I think where the THE BOYS ARE BACK (also called THE BOYS ARE BACK IN TOWN in earlier editions) is flawed is in its severe lack of plot consistency (which coincidentally is what the movie version of the novel manages to correct). It has next to no structured plot, and reads more like a series of short stories, or excerpts on life rather than an actual novel. In saying that, its lack of structure certainly reflects the household Carr is portraying, so perhaps when taken in that light, it's merely a rather poetic technique? It seems to jump in time quite a bit, and I was never quite sure exactly how old the boys were, and it was only thanks to the Part 1-3 headings like "England" that gave me some clue.


The memoir almost reads as a self-help guide for solo dads, although at times it's more like a "what not to do" guide. Carr is at times exceptionally un-PC, heartbreakingly honest and freethinking. This book won't be for everyone, and I wouldn't be surprised if a lot of people who read it completely disagree about everything he says. For example:
"Whenever you hear a parent say 'You'll put someone's eye out with that!' on average it's the mother and when you hear a parent say 'If you stretch you could get the next branch up' it usually seems to be the father... The reason fathers underestimate risk may be that we just care less than mothers do.

This isn't to say we fathers don't care, we just don't care as much. Of course we will run into burning buildings to save our little ones, but we don't feel the scrape ourselves when they scrape their knees."

However, whether you agree or disagree with Carr's liberal views, at the very least this memoir does provide a different point of view on parenting. And it made me laugh. So what more could you want in a novel?

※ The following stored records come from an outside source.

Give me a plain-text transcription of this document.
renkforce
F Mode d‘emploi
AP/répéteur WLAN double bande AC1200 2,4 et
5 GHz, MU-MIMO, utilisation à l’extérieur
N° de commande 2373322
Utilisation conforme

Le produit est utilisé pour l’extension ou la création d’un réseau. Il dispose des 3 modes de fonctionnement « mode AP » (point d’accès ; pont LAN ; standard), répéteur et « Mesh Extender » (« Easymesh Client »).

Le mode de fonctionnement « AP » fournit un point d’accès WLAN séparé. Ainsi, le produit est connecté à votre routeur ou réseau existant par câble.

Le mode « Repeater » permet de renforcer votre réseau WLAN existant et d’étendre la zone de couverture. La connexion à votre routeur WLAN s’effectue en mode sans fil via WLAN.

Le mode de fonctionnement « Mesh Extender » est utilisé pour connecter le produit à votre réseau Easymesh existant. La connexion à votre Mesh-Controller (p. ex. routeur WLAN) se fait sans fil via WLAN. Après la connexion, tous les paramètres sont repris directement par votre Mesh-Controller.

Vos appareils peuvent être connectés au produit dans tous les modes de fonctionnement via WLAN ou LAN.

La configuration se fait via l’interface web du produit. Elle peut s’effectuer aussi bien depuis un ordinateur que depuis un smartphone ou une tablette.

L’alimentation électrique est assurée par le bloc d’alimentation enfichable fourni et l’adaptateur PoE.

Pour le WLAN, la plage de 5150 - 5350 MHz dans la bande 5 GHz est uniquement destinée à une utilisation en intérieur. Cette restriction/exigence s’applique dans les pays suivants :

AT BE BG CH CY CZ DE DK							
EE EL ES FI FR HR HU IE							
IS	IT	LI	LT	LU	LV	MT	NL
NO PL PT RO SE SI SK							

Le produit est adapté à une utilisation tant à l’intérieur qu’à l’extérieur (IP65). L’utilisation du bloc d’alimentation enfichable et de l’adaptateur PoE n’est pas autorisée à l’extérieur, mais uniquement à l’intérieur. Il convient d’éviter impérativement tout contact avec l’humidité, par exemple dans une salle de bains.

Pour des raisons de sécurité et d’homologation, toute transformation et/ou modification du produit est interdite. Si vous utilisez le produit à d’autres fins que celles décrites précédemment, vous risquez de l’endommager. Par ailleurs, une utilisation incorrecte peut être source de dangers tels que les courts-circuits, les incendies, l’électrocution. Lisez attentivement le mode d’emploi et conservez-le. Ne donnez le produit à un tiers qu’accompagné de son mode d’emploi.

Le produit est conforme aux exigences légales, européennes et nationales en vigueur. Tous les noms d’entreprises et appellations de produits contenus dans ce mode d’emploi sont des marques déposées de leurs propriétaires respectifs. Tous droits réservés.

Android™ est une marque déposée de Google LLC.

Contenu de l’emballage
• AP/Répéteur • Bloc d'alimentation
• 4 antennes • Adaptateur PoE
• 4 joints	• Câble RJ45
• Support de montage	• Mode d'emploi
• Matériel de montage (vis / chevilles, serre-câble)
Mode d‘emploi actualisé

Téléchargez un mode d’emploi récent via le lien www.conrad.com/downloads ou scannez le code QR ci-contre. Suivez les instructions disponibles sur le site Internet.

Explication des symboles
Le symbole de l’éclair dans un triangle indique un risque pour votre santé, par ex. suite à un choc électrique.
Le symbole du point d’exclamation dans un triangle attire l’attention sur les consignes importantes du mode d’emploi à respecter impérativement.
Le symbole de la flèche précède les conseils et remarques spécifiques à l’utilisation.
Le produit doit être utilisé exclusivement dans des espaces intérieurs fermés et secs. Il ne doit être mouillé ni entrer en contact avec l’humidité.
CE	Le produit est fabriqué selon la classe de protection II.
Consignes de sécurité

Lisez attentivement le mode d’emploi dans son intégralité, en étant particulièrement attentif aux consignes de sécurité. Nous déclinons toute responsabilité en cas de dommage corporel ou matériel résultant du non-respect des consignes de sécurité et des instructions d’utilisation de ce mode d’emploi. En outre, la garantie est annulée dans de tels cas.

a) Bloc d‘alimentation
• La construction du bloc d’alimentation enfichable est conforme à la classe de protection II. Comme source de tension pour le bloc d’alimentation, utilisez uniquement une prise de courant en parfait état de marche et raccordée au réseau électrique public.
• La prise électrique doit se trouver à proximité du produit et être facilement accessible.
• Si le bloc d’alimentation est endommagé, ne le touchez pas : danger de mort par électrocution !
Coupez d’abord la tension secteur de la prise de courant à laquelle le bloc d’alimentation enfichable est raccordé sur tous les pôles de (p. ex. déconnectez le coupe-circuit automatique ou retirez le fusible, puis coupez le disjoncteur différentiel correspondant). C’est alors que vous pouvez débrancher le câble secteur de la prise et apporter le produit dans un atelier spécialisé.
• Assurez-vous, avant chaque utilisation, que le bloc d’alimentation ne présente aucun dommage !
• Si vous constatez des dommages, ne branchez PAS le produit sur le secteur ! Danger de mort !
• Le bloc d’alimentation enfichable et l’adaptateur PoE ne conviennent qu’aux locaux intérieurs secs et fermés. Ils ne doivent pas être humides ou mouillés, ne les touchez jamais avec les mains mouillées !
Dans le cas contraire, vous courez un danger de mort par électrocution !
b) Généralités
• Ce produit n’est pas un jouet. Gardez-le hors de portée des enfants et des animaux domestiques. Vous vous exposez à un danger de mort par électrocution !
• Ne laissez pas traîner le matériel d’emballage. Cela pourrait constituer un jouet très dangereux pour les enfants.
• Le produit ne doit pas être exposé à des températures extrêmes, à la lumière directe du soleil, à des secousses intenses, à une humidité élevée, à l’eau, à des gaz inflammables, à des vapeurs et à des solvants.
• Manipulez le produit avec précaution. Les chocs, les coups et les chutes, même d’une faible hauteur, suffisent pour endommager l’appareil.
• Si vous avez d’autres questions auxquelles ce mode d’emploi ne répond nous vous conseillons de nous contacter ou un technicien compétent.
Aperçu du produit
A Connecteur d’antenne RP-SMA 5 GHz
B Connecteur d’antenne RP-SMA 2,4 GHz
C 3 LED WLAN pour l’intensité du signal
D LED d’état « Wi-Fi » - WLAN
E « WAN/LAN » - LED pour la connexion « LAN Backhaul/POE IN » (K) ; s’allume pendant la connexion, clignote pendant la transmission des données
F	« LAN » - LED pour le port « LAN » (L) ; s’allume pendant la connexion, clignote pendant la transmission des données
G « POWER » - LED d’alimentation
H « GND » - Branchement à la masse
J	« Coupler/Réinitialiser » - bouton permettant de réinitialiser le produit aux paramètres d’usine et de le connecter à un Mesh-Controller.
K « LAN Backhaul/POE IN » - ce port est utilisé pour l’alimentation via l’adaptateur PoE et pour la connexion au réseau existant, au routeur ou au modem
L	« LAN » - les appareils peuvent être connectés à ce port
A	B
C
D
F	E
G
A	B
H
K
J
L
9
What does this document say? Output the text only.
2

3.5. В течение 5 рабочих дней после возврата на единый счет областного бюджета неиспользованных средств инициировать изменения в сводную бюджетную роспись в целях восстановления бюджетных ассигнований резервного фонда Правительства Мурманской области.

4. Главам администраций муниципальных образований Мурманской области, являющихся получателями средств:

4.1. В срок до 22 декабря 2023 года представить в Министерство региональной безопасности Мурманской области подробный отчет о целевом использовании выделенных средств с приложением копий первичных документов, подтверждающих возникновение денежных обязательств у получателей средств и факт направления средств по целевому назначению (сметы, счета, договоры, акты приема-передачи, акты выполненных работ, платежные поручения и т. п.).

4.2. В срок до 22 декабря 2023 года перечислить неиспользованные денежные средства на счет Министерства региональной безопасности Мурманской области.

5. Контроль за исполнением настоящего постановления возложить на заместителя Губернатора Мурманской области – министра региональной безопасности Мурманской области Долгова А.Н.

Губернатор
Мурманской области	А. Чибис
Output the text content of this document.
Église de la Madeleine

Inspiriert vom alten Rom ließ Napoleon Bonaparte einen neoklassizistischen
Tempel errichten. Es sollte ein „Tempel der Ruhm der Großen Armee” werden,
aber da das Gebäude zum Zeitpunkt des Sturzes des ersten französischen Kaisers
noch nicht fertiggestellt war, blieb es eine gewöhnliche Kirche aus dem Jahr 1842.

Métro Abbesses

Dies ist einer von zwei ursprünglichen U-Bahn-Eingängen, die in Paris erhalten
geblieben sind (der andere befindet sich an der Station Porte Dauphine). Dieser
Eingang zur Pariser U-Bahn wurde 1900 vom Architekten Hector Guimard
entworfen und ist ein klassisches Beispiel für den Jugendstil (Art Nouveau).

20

WritersBlockNZ's Verdict: 7/10

 

4 comments:

N. R. Williams said...

I think father's care as much as mother's but it is expressed differently. Perhaps he needed a mother for a friend who would be able to help with that. I always like to laugh.
Nancy
N. R. Williams, fantasy author

Dawn Embers said...

I've never really read any memoirs or much in the humor section but it does sound interesting. It's a little less common to hear from a single father's point of view and that is something I would be interested in. I would imagine the structure of a memoir is different than general fiction but I don't know much about the genre to know for sure.

JJ said...

I've read a few memoirs and there's usually more structure. The reason I picked it up was because the POV was so unusual. It's definitely worth reading!

Denise Covey said...

Ha Ha. I love the sound of this book and as you say JJ the lack of structure may be deliberate to reflect the chaos in the household. Great review. I must buy it as funny stuff is hard to come by!